Multinationals as global institution: Power, authority and relative autonomy
This article aims to inform the long‐standing and unresolved debate between voluntary corporate social responsibility and initiatives to impose binding legal obligations on multinational enterprises. The two approaches share a common feature: neither can fully specify its own scope conditions, that is, how much of the people and planet agenda either can expect to deliver. The reason they share this feature is also the same: neither is based on a foundational political analysis of the multinational enterprise in the context of global governance. Such an analysis is essential for providing background to and perspective on what either approach can hope to achieve, and how. This article begins to bridge the gap by illustrating aspects of the political power, authority, and relative autonomy of the contemporary multinational enterprise. The conclusion spells out some implications for the debate itself, and for further research.
1 Introduction
According to a leading handbook, the “phenomenal rise” of corporate social responsibility (CSR) reflects a journey “that is almost unique in the pantheon of ideas in the management literature” (Crane et al. 2008, p. 3). Precise definitional issues are still debated if not contested. But in a lengthy etymological and philosophical discussion Sheehy (2015, p. 625)… concludes that CSR is best understood as “international private business self‐regulation,” where private may include a role for non‐governmental organizations (NGOs). In short, Sheehy affirms, CSR falls onto the voluntary side of the regulatory scale.
There is also broad consensus that “global CSR” differs from its counterpart at national levels. As Scherer and Palazzo note, national‐level CSR is “based on the assumption that responsible firms operate within a more or less properly working political framework of rules and regulations which are defined by governmental authorities” (2008, p. 414).
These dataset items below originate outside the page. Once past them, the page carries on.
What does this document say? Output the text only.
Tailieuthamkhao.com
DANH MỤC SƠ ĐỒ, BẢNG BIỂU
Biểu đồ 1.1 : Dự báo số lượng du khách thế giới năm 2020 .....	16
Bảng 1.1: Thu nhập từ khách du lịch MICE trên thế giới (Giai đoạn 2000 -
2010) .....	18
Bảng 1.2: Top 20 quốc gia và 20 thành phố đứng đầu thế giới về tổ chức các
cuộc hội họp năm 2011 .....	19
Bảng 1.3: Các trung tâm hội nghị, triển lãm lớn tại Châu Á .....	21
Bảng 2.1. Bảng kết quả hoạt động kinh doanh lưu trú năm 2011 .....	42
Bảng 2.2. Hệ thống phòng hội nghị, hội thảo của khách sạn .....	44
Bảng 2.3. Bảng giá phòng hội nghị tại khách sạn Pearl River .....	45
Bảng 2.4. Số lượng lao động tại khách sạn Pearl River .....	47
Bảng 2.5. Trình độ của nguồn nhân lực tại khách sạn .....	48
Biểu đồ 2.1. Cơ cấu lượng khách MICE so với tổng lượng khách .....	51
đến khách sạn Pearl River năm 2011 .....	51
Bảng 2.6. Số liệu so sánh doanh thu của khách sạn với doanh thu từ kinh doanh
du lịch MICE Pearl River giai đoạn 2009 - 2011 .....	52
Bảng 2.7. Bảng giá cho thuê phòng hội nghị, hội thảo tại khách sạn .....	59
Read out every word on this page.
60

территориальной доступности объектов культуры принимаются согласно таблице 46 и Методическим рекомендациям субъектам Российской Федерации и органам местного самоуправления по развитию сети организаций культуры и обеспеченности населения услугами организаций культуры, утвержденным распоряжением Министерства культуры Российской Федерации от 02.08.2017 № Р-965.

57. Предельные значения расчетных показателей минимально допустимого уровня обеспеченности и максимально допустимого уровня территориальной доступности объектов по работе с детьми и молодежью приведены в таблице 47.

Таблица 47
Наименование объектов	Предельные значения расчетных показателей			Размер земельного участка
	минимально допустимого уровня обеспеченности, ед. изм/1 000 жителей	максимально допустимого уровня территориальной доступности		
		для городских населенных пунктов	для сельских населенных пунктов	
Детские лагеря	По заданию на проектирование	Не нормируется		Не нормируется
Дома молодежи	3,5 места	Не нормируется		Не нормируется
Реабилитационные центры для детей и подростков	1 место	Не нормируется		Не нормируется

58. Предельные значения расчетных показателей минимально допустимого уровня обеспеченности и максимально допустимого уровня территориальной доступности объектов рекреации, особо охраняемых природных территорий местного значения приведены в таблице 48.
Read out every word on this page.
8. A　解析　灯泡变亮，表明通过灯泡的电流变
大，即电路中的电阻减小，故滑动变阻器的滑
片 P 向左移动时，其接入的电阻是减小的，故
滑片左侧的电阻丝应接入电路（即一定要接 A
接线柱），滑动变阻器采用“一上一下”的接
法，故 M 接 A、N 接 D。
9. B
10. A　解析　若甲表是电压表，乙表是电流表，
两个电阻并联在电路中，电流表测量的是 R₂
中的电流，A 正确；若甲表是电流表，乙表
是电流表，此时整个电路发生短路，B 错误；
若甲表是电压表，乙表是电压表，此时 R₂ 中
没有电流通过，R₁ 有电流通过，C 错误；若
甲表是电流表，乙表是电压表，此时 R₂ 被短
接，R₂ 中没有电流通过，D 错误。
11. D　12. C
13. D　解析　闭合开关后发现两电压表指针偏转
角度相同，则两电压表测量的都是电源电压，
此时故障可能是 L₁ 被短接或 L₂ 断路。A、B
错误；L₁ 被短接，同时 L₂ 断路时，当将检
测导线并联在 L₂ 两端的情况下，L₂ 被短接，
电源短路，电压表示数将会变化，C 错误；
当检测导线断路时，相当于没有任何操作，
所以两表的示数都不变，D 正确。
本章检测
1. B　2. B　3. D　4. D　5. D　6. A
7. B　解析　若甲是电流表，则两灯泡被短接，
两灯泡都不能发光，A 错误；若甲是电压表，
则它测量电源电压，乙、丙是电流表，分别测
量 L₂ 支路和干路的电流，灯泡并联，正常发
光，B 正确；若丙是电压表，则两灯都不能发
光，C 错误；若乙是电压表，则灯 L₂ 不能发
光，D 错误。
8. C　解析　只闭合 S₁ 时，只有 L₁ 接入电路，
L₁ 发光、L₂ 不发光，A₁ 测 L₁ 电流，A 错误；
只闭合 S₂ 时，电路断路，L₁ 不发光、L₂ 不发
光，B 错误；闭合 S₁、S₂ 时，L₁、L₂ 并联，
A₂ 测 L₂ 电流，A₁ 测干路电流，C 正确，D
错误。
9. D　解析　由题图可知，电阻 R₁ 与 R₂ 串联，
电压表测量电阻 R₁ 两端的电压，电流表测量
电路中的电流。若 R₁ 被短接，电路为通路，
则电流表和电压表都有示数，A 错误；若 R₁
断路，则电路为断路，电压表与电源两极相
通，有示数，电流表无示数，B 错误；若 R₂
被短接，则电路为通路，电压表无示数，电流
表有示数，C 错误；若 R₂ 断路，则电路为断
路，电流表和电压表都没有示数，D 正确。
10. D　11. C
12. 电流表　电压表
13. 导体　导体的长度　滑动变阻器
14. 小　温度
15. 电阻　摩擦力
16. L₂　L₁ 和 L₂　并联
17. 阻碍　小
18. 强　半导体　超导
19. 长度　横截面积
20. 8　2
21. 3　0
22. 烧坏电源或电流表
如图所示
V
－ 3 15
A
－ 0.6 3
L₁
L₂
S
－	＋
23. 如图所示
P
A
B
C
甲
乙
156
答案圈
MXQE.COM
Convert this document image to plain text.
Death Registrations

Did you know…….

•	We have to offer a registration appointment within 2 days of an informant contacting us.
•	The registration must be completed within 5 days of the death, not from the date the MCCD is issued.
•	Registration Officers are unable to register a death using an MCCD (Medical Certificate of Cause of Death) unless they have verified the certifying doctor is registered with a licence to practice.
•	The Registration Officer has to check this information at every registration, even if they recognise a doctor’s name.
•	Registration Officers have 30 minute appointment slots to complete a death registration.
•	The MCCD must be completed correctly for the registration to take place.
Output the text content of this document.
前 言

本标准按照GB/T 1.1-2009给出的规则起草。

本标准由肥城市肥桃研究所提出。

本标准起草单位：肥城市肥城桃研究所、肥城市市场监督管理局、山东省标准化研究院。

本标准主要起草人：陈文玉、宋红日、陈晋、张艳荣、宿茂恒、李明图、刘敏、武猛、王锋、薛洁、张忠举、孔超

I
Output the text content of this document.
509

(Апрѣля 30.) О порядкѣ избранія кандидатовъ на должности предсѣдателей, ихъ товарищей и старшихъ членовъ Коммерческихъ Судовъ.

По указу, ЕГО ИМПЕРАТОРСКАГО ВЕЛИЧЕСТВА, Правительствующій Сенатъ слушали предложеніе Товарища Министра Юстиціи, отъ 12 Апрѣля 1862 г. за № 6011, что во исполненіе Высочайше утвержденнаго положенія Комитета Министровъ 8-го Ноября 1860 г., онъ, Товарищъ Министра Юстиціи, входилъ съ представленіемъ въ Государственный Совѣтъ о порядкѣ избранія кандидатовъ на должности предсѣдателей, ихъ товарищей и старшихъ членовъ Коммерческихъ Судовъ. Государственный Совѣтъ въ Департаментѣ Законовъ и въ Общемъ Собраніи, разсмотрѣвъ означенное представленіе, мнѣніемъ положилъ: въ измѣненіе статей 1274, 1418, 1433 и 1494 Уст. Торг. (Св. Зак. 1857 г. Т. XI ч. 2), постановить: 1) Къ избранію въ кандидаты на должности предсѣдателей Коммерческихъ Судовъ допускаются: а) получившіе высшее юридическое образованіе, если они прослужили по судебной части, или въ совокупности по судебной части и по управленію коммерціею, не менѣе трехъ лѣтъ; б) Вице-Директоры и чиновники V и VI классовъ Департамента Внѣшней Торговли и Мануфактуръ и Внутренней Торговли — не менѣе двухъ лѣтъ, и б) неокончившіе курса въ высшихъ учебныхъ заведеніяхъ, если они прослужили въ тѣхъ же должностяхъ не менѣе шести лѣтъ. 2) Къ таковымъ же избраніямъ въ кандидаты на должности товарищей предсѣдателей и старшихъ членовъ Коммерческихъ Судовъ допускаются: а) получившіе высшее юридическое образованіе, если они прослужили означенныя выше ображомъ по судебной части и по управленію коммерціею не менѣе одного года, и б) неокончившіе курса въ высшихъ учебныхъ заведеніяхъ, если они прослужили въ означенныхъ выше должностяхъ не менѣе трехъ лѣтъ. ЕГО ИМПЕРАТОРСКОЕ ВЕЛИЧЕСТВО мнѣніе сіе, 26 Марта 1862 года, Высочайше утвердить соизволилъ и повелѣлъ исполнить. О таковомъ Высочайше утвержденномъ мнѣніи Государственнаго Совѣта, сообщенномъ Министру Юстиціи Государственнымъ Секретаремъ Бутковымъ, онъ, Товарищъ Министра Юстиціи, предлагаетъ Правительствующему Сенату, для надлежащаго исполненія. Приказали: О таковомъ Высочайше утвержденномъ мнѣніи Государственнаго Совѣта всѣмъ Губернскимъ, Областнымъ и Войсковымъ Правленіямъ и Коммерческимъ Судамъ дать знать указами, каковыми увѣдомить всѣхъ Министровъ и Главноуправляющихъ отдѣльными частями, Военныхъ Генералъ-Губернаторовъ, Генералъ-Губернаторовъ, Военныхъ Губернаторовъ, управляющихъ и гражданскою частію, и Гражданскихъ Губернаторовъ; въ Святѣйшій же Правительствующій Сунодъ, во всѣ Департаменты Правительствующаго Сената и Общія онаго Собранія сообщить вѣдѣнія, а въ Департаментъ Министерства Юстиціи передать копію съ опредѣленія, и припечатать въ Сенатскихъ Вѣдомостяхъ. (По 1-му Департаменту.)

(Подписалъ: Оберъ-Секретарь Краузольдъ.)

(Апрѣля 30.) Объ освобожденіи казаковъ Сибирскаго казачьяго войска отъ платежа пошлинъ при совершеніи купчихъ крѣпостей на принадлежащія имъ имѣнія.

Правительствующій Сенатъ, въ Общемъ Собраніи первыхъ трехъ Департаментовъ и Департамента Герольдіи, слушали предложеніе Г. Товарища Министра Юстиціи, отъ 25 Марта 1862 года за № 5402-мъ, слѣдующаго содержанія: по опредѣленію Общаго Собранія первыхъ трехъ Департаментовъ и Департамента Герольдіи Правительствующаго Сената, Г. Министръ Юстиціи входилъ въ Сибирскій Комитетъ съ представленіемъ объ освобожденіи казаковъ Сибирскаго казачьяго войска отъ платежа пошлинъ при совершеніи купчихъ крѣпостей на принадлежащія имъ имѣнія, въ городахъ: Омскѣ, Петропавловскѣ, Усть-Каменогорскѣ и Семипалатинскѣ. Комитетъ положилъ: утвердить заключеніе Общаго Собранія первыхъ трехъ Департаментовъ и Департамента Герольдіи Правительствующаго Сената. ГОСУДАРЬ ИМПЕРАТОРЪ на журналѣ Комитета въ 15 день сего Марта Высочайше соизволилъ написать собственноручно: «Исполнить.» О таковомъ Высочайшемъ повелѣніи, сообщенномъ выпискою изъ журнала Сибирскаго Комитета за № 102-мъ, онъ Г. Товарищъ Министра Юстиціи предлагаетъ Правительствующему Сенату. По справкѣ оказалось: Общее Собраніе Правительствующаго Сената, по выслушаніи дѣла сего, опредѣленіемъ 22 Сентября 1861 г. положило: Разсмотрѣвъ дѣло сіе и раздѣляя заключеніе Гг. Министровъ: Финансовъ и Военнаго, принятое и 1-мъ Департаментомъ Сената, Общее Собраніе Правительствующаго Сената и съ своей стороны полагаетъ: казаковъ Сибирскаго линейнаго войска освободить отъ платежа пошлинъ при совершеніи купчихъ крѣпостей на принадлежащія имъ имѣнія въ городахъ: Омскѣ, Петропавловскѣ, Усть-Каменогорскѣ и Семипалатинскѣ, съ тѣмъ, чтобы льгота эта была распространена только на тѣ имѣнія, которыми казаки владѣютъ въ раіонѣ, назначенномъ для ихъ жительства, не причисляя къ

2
This condition, however, does not hold globally: “The global framework of rules is fragile and incomplete” (Scherer & Palazzo 2008, p. 414). Globally, there is no central regulator and national laws where multinationals operate may be weak, poorly enforced, or simply do not exist. Therefore, they propose a new paradigm, one in which the firm is drawn into greater political roles, performing tasks that we traditionally associate with the state. These include elements of regulatory functions and the production of public goods (also Scherer & Palazzo 2011; Scherer et al. 2016).